Many people think you can solve the Friendly AI problem just by writing certain failsafe rules into the superintelligent machine's programming, like Asimov's Three Laws of Robotics. I thought the rebuttal to this was in "Basic AI Drives" or one of Yudkowsky's major articles, but after skimming them, I haven't found it. Where are the arguments concerning this suggestion?
True, but irrelevant, because humanity has never produced a provably-correct software project anywhere near as complex as an AI would be, we probably never will, and even if we had a mathematical proof it still wouldn't be a complete guarantee of safety because the proof might contain errors and might not cover every case we care about.

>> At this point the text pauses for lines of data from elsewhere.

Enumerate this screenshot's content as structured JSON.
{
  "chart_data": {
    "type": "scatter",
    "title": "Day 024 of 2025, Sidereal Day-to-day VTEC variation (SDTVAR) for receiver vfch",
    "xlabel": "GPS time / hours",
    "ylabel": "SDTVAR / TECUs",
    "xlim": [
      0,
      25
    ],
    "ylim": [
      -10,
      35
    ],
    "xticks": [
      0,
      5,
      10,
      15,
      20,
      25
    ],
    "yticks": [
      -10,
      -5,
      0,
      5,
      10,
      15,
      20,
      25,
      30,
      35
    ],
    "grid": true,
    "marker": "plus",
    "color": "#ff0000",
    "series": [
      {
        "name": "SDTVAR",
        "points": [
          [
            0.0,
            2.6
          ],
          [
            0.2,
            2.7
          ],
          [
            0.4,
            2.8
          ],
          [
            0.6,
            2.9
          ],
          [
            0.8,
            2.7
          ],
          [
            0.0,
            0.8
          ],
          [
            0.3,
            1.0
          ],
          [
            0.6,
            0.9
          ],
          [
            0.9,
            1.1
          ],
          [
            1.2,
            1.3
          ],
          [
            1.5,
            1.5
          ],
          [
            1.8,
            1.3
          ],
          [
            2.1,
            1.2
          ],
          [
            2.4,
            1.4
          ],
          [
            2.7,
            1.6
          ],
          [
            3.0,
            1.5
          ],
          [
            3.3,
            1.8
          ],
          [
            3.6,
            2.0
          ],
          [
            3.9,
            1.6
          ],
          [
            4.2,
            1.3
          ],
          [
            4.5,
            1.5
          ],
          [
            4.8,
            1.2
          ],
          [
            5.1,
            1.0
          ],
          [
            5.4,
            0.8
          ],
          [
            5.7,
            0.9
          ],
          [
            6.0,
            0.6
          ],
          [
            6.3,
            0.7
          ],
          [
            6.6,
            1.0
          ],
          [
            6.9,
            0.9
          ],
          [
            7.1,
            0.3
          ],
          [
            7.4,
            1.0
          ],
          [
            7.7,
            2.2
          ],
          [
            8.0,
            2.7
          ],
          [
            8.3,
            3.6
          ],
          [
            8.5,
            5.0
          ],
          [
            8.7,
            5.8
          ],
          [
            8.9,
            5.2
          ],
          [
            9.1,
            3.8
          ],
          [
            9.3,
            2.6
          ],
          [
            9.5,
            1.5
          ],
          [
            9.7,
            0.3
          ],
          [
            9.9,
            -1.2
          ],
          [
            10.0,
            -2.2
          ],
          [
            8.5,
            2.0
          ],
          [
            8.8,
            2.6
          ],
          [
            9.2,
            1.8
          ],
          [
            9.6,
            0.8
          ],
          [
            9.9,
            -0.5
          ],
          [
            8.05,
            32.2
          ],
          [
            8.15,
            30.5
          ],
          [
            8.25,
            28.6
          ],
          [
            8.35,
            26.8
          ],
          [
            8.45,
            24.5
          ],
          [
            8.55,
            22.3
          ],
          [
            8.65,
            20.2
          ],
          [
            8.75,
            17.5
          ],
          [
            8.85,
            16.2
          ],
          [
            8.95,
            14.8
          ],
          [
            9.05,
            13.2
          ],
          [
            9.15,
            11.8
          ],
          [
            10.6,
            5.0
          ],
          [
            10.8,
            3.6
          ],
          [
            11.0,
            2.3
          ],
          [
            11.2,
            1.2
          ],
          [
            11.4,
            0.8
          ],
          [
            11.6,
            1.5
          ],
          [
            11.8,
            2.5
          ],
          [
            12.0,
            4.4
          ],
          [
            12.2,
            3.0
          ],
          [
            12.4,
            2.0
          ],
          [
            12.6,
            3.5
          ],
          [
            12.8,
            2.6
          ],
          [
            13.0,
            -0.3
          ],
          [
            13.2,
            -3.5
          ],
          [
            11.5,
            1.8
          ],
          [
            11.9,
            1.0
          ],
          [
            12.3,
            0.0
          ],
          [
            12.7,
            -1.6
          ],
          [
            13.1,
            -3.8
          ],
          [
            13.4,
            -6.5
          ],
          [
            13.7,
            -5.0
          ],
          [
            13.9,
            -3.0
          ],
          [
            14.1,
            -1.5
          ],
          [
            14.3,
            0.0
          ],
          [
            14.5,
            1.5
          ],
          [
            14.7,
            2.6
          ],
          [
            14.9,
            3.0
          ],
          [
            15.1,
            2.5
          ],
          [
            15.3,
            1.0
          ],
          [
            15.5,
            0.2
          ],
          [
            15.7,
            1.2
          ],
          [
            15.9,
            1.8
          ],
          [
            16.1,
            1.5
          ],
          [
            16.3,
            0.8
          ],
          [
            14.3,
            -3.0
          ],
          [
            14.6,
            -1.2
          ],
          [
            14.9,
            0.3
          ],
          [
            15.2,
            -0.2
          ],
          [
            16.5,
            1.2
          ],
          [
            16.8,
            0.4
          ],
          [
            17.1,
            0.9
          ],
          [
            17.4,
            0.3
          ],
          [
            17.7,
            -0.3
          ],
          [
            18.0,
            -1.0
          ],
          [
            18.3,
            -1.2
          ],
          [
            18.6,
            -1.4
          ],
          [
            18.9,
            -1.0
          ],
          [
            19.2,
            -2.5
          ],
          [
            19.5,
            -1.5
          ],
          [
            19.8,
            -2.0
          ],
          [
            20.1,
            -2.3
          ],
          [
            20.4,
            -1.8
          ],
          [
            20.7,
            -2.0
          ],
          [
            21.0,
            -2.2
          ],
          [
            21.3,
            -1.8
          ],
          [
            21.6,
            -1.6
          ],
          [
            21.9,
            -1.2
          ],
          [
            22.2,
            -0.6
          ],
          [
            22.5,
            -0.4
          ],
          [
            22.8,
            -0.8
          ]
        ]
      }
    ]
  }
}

The right question to ask is not, "will this safeguard make my AI 100% safe?", but rather "will this safeguard reduce, increase, or have no effect on the probability of disaster, and by how much?" (And then separately, at some point, "what is the probability of disaster now and what is the EV of launching vs. waiting?" That will depend on a lot of things that can't be predicted yet.)
The difficulty of writing software guaranteed to obey a formal specification could be obviated using a two-staged approach. Once you believed that an AI with certain properties would do what you want, you could write one to accept mathematical statements in a simple, formal notation and output proofs of those statements in an equally simple notation. Then you would put it in a box as a safety precaution, only allow a proof-checker to see its output and use it to prove the correctness of your code.
The remaining problem would be to write a provably-correct simple proof verification program, which sounds challenging but doable.